The 5 R´s of Marketing
By Edward DiMingo
Success never gets easier. Companies still operate in the pressure-cooker environment of having to constantly hone the strategic edge that keeps you ahead of competitors in the endless battle to win and keep customers.Building the reputation of your company or brand is one key way to strengthen that competitive advantage. It’s how jldcreative helps clients improve their market position, and it’s the singlemost important thing we do.
We devised five messaging principles that can help you shape every marketing communications project, campaign or program you undertake:
- Relevance. The identity or message you create must be relevant to the target audience so the audience can readily see the link between what your company offers and what they need. This is tougher than it seems, requiring you to walk in your customers' shoes and understand—really understand—their business values, goals and priorities.
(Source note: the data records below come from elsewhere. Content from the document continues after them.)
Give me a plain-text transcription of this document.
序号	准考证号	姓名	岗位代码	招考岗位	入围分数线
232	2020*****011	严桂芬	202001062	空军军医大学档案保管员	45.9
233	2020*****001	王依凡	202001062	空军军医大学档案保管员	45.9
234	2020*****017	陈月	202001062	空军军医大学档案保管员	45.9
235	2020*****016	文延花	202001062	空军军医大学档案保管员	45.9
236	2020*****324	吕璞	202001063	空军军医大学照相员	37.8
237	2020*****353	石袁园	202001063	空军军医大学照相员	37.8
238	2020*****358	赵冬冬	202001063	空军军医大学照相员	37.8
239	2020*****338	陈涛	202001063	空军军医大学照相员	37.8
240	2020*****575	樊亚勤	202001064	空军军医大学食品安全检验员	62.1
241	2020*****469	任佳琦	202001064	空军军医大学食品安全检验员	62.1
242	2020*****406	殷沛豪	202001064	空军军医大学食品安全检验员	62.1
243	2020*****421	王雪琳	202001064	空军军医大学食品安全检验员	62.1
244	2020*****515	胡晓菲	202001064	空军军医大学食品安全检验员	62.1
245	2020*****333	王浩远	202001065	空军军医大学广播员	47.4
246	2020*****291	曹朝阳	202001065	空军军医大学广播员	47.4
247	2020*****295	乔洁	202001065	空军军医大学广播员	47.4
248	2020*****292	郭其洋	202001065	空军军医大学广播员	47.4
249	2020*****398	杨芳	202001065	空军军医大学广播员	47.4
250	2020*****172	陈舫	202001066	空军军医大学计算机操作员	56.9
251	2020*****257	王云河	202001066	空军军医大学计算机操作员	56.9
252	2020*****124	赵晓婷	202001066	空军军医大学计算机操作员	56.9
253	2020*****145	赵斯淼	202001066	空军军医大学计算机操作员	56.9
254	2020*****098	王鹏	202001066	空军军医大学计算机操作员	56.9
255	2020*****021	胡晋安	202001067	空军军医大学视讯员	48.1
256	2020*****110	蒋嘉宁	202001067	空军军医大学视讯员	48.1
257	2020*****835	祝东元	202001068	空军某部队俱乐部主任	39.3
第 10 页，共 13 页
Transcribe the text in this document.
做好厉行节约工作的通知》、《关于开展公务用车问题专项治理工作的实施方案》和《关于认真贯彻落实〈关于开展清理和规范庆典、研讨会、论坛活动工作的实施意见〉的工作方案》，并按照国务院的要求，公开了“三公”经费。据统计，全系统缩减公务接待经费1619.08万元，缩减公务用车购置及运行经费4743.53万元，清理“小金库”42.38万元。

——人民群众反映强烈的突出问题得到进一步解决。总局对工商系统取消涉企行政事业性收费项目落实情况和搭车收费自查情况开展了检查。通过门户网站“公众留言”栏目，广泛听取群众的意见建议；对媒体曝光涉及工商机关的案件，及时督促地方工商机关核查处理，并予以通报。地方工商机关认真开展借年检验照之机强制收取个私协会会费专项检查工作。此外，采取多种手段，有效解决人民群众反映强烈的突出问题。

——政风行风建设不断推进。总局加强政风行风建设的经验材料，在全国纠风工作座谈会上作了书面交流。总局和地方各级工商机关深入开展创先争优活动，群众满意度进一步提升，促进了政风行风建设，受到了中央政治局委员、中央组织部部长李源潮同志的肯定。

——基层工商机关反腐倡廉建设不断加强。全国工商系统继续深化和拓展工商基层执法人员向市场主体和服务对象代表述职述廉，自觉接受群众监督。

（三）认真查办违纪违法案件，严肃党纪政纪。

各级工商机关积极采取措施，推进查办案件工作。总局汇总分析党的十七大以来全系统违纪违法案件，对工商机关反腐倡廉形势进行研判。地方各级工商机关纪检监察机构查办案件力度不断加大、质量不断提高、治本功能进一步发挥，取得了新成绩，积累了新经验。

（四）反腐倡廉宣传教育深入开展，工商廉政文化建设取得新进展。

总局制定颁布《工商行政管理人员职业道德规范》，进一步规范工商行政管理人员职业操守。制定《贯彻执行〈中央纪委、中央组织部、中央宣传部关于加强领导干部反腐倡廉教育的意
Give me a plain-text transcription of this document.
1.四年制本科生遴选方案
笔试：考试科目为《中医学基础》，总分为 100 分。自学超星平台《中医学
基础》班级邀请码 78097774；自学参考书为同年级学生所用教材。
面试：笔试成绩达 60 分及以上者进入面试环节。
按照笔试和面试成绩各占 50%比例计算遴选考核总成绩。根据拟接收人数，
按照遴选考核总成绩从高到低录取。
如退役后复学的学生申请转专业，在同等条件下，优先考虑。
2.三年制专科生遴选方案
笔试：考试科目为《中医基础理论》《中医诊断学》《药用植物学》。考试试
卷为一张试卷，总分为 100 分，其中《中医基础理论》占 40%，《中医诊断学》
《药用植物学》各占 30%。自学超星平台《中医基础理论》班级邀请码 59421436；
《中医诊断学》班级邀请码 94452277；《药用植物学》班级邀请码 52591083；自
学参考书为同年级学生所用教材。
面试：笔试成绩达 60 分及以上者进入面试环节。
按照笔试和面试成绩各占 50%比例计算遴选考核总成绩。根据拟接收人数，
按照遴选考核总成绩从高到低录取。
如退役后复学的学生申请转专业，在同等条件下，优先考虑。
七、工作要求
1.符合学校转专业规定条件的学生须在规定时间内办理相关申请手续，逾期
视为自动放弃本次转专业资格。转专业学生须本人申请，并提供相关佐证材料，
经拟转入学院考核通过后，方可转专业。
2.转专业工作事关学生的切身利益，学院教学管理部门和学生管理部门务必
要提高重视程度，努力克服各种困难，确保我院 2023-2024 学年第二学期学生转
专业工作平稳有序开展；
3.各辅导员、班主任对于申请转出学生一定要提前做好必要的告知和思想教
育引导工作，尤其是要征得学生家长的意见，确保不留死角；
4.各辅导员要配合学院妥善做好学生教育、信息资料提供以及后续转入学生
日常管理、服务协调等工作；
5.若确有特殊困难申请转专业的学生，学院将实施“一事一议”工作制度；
- Receptivity. It takes time—but it's vital—to learn which communications media, vehicles and forums work best with your target audience (publication advertising, website, trade show, etc.). Knowing the media your market prefers enables you to reach buyers at a time when, or at a place where, they're most receptive to hearing what your company has to say.
- Recognition. Create a clear, compelling identity and message which enable the audience to separate your company or brand from competitors in some meaningful way. The audience remembers and recognizes the name—and what it stands for.
- Response. Make it easy for the audience to respond to your call-to-action and get in touch with your company. Don’t waste dollars on things that don’t work. Whatever the medium, vehicle or point of contact, know what works best to generate optimum response from a particular group.
- Relationships. If buyers don’t know your company, they can’t buy what the company makes. And if buyers don’t trust your company, they won’t buy what it makes. Your company needs to communicate with constituent groups on an ongoing basis, sustaining and building relationships with key customers, editors, analysts, employees and other stakeholders to pave the way for its next transaction with the individuals who make up your stakeholder groups.
These five principles can ensure the strategic focus of your marketing communications, breathing life into every project and enabling you to squeeze every dollar's worth of value out of your company's promotional budget.